The Unapologetic Mathematician

Kernels and Images of Intertwiners

The next obvious things to consider are the kernel and the image of an intertwining map. So let’s say we’ve got a representation $\rho:A\rightarrow\mathrm{End}(V)$, a representation $\sigma:A\rightarrow\mathrm{End}(W)$, and an intertwiner $f:\rho\rightarrow\sigma$ defined by the linear map $f:V\rightarrow W$ which satisfies $\left[\sigma(a)\right]\left(f(v)\right)=f\left(\left[\rho(a)\right](v)\right)$ for all $v\in V$.

Now the linear map $f$ immediately gives us two subspaces: the kernel $\mathrm{Ker}(f)\subseteq V$ and the image $\mathrm{Im}(f)\subseteq W$. And it turns out that each of these is actually a subrepresentation. Showing this isn’t difficult. A subrepresentation is just a subspace that gets sent to itself under the action on the whole space, so we just have to check that $\rho(a)$ always sends vectors in $\mathrm{Ker}(f)$ back to this subspace, and that $\sigma(a)$ always sends vectors in $\mathrm{Im}(f)$ back into this subspace.

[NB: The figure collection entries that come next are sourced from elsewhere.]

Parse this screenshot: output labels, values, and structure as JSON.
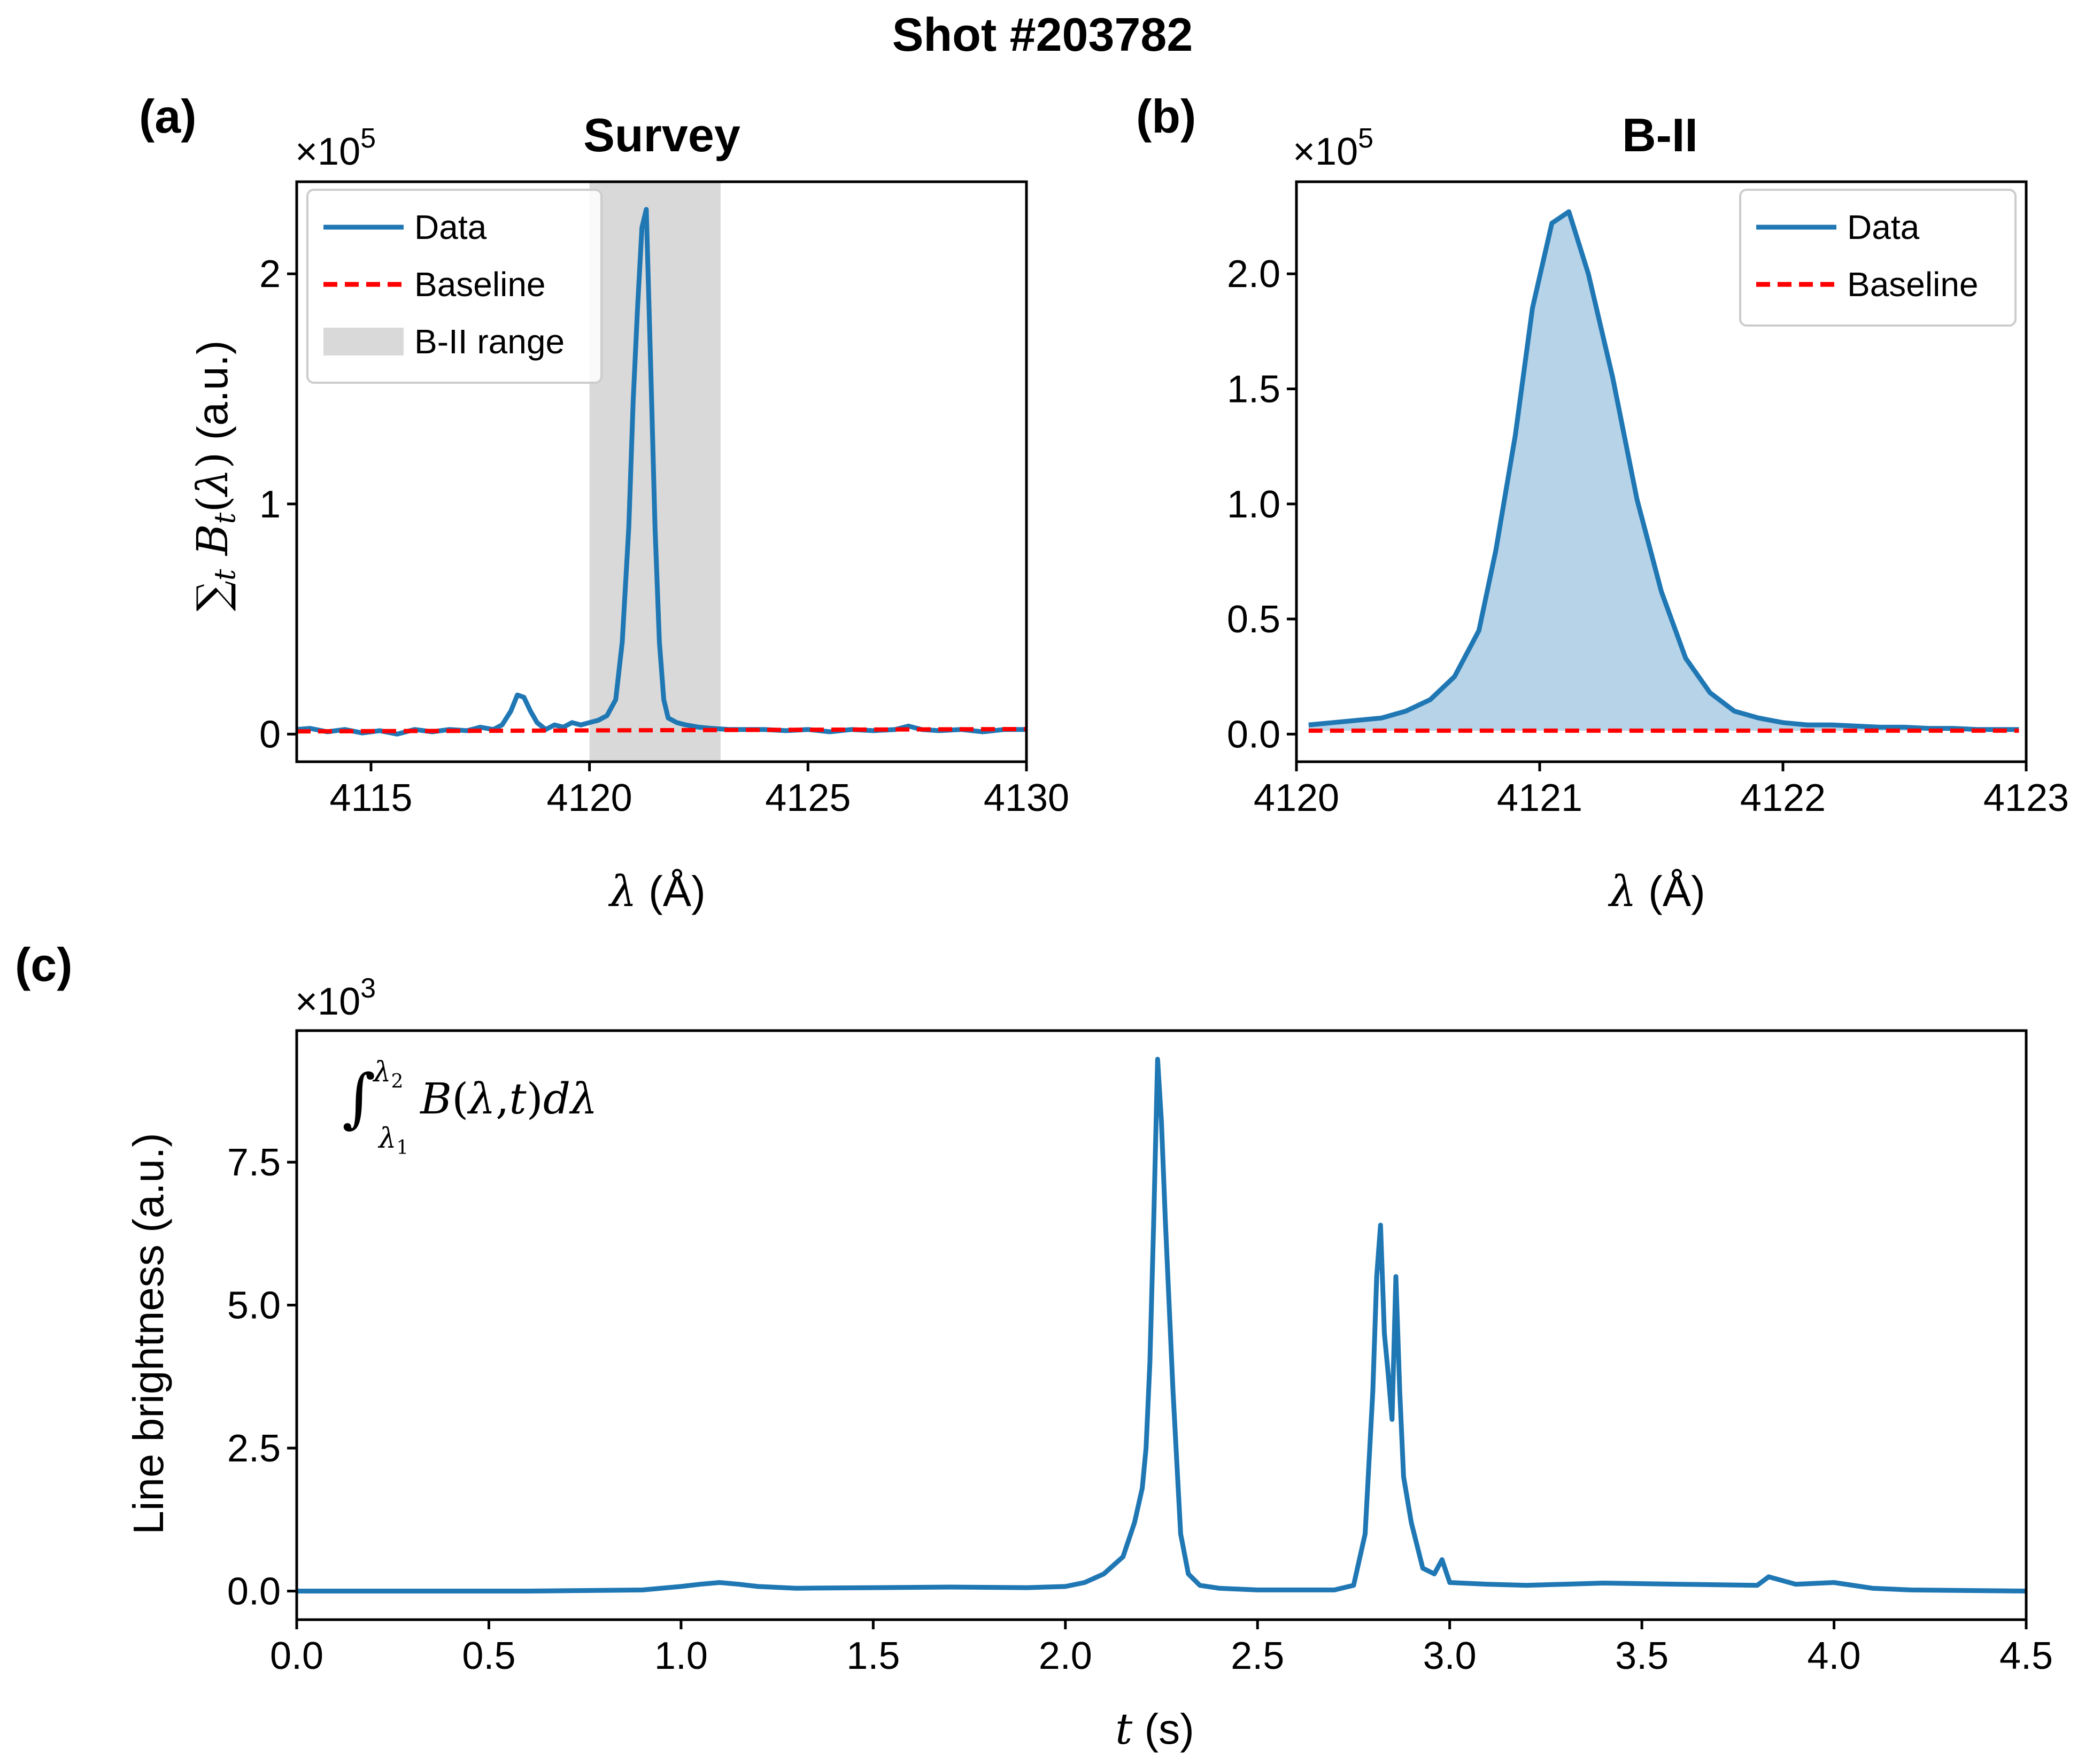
{
  "figure": {
    "suptitle": "Shot #203782"
  },
  "chart_data": [
    {
      "panel": "(a)",
      "type": "line",
      "title": "Survey",
      "xlabel": "λ (Å)",
      "ylabel": "∑t Bt(λ) (a.u.)",
      "offset_text": "×10^5",
      "xlim": [
        4113.3,
        4130
      ],
      "ylim": [
        -0.12,
        2.4
      ],
      "xticks": [
        4115,
        4120,
        4125,
        4130
      ],
      "xtick_labels": [
        "4115",
        "4120",
        "4125",
        "4130"
      ],
      "yticks": [
        0,
        1,
        2
      ],
      "ytick_labels": [
        "0",
        "1",
        "2"
      ],
      "shaded_range": [
        4120,
        4123
      ],
      "legend_position": "top-left",
      "legend": [
        "Data",
        "Baseline",
        "B-II range"
      ],
      "series": [
        {
          "name": "Data",
          "color": "#1f77b4",
          "x": [
            4113.3,
            4113.6,
            4114.0,
            4114.4,
            4114.8,
            4115.2,
            4115.6,
            4116.0,
            4116.4,
            4116.8,
            4117.2,
            4117.5,
            4117.8,
            4118.0,
            4118.2,
            4118.35,
            4118.5,
            4118.65,
            4118.8,
            4119.0,
            4119.2,
            4119.4,
            4119.6,
            4119.8,
            4120.0,
            4120.2,
            4120.4,
            4120.6,
            4120.75,
            4120.9,
            4121.0,
            4121.1,
            4121.2,
            4121.3,
            4121.4,
            4121.5,
            4121.6,
            4121.7,
            4121.8,
            4122.0,
            4122.2,
            4122.5,
            4122.8,
            4123.2,
            4123.6,
            4124.0,
            4124.5,
            4125.0,
            4125.5,
            4126.0,
            4126.5,
            4127.0,
            4127.3,
            4127.6,
            4128.0,
            4128.5,
            4129.0,
            4129.5,
            4130.0
          ],
          "y": [
            0.02,
            0.025,
            0.01,
            0.02,
            0.005,
            0.015,
            0.0,
            0.02,
            0.01,
            0.02,
            0.015,
            0.03,
            0.02,
            0.04,
            0.1,
            0.17,
            0.16,
            0.1,
            0.05,
            0.02,
            0.04,
            0.03,
            0.05,
            0.04,
            0.05,
            0.06,
            0.08,
            0.15,
            0.4,
            0.9,
            1.45,
            1.85,
            2.2,
            2.28,
            1.6,
            0.9,
            0.4,
            0.15,
            0.07,
            0.05,
            0.04,
            0.03,
            0.025,
            0.02,
            0.02,
            0.02,
            0.015,
            0.02,
            0.01,
            0.02,
            0.015,
            0.02,
            0.035,
            0.02,
            0.015,
            0.02,
            0.01,
            0.02,
            0.02
          ]
        },
        {
          "name": "Baseline",
          "color": "#ff0000",
          "x": [
            4113.3,
            4130.0
          ],
          "y": [
            0.012,
            0.022
          ]
        }
      ]
    },
    {
      "panel": "(b)",
      "type": "area",
      "title": "B-II",
      "xlabel": "λ (Å)",
      "ylabel": "",
      "offset_text": "×10^5",
      "xlim": [
        4120,
        4123
      ],
      "ylim": [
        -0.12,
        2.4
      ],
      "xticks": [
        4120,
        4121,
        4122,
        4123
      ],
      "xtick_labels": [
        "4120",
        "4121",
        "4122",
        "4123"
      ],
      "yticks": [
        0,
        0.5,
        1.0,
        1.5,
        2.0
      ],
      "ytick_labels": [
        "0.0",
        "0.5",
        "1.0",
        "1.5",
        "2.0"
      ],
      "legend_position": "top-right",
      "legend": [
        "Data",
        "Baseline"
      ],
      "series": [
        {
          "name": "Data",
          "color": "#1f77b4",
          "fill": "#b7d3e8",
          "x": [
            4120.05,
            4120.15,
            4120.25,
            4120.35,
            4120.45,
            4120.55,
            4120.65,
            4120.75,
            4120.82,
            4120.9,
            4120.97,
            4121.05,
            4121.12,
            4121.2,
            4121.3,
            4121.4,
            4121.5,
            4121.6,
            4121.7,
            4121.8,
            4121.9,
            4122.0,
            4122.1,
            4122.2,
            4122.3,
            4122.4,
            4122.5,
            4122.6,
            4122.7,
            4122.8,
            4122.9,
            4122.97
          ],
          "y": [
            0.04,
            0.05,
            0.06,
            0.07,
            0.1,
            0.15,
            0.25,
            0.45,
            0.8,
            1.3,
            1.85,
            2.22,
            2.27,
            2.0,
            1.55,
            1.02,
            0.62,
            0.33,
            0.18,
            0.1,
            0.07,
            0.05,
            0.04,
            0.04,
            0.035,
            0.03,
            0.03,
            0.025,
            0.025,
            0.02,
            0.02,
            0.02
          ]
        },
        {
          "name": "Baseline",
          "color": "#ff0000",
          "x": [
            4120.05,
            4122.97
          ],
          "y": [
            0.015,
            0.015
          ]
        }
      ]
    },
    {
      "panel": "(c)",
      "type": "line",
      "title": "",
      "xlabel": "t (s)",
      "ylabel": "Line brightness (a.u.)",
      "annotation": "∫λ1λ2 B(λ,t)dλ",
      "offset_text": "×10^3",
      "xlim": [
        0,
        4.5
      ],
      "ylim": [
        -0.5,
        9.8
      ],
      "xticks": [
        0,
        0.5,
        1.0,
        1.5,
        2.0,
        2.5,
        3.0,
        3.5,
        4.0,
        4.5
      ],
      "xtick_labels": [
        "0.0",
        "0.5",
        "1.0",
        "1.5",
        "2.0",
        "2.5",
        "3.0",
        "3.5",
        "4.0",
        "4.5"
      ],
      "yticks": [
        0,
        2.5,
        5.0,
        7.5
      ],
      "ytick_labels": [
        "0.0",
        "2.5",
        "5.0",
        "7.5"
      ],
      "series": [
        {
          "name": "",
          "color": "#1f77b4",
          "x": [
            0.0,
            0.3,
            0.6,
            0.9,
            1.0,
            1.05,
            1.1,
            1.15,
            1.2,
            1.3,
            1.5,
            1.7,
            1.9,
            2.0,
            2.05,
            2.1,
            2.15,
            2.18,
            2.2,
            2.21,
            2.22,
            2.23,
            2.24,
            2.25,
            2.26,
            2.28,
            2.3,
            2.32,
            2.35,
            2.4,
            2.5,
            2.6,
            2.7,
            2.75,
            2.78,
            2.8,
            2.81,
            2.82,
            2.83,
            2.84,
            2.85,
            2.86,
            2.87,
            2.88,
            2.9,
            2.93,
            2.96,
            2.98,
            3.0,
            3.1,
            3.2,
            3.4,
            3.6,
            3.8,
            3.83,
            3.9,
            4.0,
            4.1,
            4.2,
            4.5
          ],
          "y": [
            0.0,
            0.0,
            0.0,
            0.02,
            0.08,
            0.12,
            0.15,
            0.12,
            0.08,
            0.05,
            0.06,
            0.07,
            0.06,
            0.08,
            0.15,
            0.3,
            0.6,
            1.2,
            1.8,
            2.5,
            4.0,
            6.5,
            9.3,
            8.2,
            6.5,
            3.5,
            1.0,
            0.3,
            0.1,
            0.05,
            0.02,
            0.02,
            0.02,
            0.1,
            1.0,
            3.5,
            5.5,
            6.4,
            4.5,
            3.8,
            3.0,
            5.5,
            3.5,
            2.0,
            1.2,
            0.4,
            0.3,
            0.55,
            0.15,
            0.12,
            0.1,
            0.14,
            0.12,
            0.1,
            0.25,
            0.12,
            0.15,
            0.05,
            0.02,
            0.0
          ]
        }
      ]
    }
  ]
}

First off, $v\in V$ is in the kernel of $f$ if $f(v)=0$. Then we calculate

\displaystyle\begin{aligned}f\left(\left[\rho(a)\right](v)\right)=\left[\sigma(a)\right]\left(f(v)\right)\\=\left[\sigma(a)\right](0)=0\end{aligned}

which shoes that $\left[\rho(a)\right](v)$ is also in the kernel of $f$.

On the other hand, if $w\in W$ is in the image of $f$, then there is some $v\in V$ so that $w=f(v)$. We calculate

\displaystyle\begin{aligned}\left[\sigma(a)\right](w)=\left[\sigma(a)\right]\left(f(v)\right)\\=f\left(\left[\rho(a)\right](v)\right)\end{aligned}

And so $\left[\sigma(a)\right](w)$ is also in the image of $f$.

So we’ve seen that the image and kernel of an intertwining map have well-defined actions of $A$, and so we have subrepresentations. Immediately we can conclude that the coimage $\mathrm{Coim}(f)=V/\mathrm{Ker}(f)$ and the cokernel $\mathrm{Cok}(f)=W/\mathrm{Im}(f)$ are quotient representations.